Brexit’s magic formulae for controlling immigration are as much insulting and unworkable nonsense as the suggestion of short-term permits unless someone was earning over £35k (well over double the average salary in Cornwall).

So where does this all lead me? I have found no merit in any of the arguments put up by the Brexit campaign. They offer me no coherent model for what our nation might look like in the future, and would almost certainly lead to the break-up of the partnership that we call the UK. All the public figures whose views I respect, and especially those who have no axe to grind or career to advance, agree that Remain is the answer. All the economic arguments point in the same direction. So both my head and my heart point in one direction.

The EU undoubtedly faces problems. Created in good times, it is struggling to deal with the twin shocks of the aftermath of the financial crash and migration but that is not a reason to walk away, it is a reason to work even more closely together to solve problems together. Our country too faces problems with a continued lack of trust in established structures, some generally unimpressive politicians and a population increasingly anxious about the future.

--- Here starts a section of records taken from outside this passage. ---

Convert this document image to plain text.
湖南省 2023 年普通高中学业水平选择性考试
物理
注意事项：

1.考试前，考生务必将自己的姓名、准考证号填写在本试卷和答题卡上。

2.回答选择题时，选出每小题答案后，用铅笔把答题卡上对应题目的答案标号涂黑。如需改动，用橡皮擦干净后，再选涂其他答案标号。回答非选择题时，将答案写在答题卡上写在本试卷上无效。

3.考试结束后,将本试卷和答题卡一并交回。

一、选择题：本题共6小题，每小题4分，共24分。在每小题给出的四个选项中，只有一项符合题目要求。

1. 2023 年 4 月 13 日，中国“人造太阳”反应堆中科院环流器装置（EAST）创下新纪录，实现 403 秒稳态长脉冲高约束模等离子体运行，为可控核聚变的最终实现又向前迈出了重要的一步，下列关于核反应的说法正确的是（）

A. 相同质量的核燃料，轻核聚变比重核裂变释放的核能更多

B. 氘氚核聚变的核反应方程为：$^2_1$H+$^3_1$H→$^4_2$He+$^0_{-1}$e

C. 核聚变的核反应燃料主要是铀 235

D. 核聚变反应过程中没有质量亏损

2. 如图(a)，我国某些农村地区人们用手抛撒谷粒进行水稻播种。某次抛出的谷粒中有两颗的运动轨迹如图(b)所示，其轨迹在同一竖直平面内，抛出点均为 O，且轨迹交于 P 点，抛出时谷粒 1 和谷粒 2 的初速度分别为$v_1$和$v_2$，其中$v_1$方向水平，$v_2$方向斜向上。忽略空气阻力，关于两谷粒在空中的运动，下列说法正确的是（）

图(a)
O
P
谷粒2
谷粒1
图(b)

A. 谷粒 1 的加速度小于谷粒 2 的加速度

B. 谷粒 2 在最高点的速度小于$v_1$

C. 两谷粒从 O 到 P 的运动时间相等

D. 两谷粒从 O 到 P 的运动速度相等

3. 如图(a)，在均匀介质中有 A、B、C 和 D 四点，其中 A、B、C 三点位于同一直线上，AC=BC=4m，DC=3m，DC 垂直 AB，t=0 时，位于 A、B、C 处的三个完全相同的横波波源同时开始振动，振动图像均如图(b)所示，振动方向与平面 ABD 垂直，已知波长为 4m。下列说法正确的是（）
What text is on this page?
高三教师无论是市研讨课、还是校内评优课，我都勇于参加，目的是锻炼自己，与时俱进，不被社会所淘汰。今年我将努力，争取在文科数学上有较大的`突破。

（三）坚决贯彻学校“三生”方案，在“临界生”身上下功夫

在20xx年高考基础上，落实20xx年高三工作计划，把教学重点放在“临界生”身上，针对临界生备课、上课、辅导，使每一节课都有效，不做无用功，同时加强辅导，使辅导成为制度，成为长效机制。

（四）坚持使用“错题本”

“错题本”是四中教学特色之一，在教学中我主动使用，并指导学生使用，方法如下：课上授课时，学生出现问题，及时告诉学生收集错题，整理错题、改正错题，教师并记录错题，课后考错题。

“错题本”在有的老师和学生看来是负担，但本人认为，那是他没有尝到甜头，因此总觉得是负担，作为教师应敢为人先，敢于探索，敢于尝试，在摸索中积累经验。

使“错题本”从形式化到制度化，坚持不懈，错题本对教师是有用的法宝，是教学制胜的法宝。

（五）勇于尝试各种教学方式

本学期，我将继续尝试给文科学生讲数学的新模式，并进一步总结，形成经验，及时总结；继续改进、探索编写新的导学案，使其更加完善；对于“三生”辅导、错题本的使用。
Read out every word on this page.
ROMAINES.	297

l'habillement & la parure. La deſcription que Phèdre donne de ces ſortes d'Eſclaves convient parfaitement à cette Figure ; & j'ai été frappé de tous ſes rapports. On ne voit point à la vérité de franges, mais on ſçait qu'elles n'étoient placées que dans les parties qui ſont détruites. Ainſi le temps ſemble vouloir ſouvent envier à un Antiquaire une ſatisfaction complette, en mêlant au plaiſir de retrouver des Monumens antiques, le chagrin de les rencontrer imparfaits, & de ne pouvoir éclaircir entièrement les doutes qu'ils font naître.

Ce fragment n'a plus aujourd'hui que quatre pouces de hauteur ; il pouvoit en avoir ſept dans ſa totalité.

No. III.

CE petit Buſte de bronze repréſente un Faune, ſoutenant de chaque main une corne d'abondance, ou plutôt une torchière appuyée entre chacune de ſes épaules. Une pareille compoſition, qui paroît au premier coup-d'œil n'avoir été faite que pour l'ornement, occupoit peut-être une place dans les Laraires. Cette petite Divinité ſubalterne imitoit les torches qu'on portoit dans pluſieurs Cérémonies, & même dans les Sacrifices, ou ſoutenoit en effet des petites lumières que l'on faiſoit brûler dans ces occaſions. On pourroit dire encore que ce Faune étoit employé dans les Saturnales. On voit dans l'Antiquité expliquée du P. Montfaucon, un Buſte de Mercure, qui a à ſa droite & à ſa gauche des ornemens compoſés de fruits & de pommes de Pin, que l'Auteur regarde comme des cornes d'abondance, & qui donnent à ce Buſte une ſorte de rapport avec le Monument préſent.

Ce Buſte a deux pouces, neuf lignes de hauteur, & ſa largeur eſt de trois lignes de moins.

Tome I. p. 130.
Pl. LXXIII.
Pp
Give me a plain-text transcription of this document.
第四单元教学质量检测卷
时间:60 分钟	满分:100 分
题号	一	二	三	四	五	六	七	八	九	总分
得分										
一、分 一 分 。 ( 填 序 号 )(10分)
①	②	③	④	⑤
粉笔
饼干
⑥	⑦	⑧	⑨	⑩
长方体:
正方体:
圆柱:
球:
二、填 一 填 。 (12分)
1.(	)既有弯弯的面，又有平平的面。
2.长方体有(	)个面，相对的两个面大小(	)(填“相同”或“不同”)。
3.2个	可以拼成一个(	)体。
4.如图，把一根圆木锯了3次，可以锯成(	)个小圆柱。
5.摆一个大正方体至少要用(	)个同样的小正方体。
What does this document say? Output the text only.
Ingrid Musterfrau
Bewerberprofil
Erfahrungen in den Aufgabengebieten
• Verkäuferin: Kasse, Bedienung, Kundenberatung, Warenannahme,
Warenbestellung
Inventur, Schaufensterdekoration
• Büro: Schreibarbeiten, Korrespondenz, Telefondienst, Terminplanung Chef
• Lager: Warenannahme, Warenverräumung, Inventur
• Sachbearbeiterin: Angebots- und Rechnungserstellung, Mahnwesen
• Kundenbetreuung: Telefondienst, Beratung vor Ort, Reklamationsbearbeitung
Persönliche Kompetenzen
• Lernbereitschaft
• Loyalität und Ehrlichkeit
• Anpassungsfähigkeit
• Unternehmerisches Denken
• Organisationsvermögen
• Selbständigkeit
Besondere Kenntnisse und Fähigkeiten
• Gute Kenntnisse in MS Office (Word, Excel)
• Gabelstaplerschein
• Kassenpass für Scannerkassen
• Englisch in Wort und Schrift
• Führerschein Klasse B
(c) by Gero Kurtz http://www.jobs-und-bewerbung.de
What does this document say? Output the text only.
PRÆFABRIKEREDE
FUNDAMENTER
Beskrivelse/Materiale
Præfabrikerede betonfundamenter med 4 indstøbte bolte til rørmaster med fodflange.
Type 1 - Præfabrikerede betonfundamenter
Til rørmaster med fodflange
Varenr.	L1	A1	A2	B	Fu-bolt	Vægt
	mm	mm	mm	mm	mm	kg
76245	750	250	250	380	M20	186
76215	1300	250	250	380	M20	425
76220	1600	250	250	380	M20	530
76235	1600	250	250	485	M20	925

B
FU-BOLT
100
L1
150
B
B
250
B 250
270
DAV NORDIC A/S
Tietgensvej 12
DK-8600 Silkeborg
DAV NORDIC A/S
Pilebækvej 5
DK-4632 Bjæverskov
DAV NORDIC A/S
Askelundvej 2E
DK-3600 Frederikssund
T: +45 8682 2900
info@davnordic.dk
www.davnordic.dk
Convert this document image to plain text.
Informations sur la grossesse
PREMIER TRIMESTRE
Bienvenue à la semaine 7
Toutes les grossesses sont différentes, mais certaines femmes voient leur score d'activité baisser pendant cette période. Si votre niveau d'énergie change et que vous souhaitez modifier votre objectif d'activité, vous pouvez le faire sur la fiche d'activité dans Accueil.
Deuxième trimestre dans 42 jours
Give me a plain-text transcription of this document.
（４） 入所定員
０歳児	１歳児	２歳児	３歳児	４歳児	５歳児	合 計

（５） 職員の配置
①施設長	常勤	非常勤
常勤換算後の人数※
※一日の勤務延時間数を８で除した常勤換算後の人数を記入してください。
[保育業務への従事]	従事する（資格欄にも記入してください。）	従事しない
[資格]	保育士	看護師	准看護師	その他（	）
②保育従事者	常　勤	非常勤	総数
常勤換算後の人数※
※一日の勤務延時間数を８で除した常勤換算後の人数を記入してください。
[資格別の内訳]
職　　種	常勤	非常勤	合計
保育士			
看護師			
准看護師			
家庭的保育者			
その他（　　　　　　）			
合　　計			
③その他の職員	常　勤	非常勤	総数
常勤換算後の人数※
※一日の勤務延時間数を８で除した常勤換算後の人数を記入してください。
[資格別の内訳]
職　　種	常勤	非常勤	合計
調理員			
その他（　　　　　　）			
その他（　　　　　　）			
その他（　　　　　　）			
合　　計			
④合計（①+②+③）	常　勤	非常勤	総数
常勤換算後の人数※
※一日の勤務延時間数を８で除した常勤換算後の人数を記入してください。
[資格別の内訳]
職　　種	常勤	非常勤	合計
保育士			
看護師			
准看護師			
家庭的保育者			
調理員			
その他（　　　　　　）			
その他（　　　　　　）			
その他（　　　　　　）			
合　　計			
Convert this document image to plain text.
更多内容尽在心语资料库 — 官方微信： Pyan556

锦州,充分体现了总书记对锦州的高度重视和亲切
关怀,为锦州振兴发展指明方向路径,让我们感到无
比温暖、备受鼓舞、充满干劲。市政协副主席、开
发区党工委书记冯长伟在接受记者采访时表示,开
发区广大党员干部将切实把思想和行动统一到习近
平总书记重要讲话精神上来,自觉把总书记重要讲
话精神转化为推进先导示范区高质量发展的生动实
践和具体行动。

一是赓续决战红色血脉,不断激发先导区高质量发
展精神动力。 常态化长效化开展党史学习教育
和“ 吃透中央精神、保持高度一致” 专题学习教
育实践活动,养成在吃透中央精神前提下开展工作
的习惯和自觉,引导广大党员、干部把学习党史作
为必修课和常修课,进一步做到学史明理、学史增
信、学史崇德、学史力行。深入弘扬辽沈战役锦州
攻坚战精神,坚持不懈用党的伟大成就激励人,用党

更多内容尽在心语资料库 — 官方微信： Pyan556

Two social memes have stood out amongst the plethora of postings about the referendum. The night club analogy describes the conversation in which protagonists stand around in a kebab shop asking whose idea it was to get out of the night club when they realise that it was a mistake to leave and they want to get back in. The second echoed Kennedy’s famous call in asking not what Europe can do for us but what we can do for Europe.

Both make their points neatly and concisely. The stupidity of stamping one’s foot and walking out into uncertainty only to realise the mistake afterwards, and the naïve and selfish expectation of getting out more than one puts in.

And then there is the obvious point made by so many: this is a referendum about the long-term nature of this country. It is about a vision of the future, not a simple election that can be reversed in five years’ time if ‘they’ make a hash of things. This is absolutely not the moment for a protest vote against the status quo, no matter how confused and insecure we feel.

To vote Remain is not, as Boris would have us believe, to show fear over hope, it is to show hope over fear. Hope that we can work within Europe and with our European partners to make the world a better place rather than pull up the drawbridge at fear of ‘Johnny foreigner’. Stuff talk of recapturing 'sovereignty'; it is humanity that matters.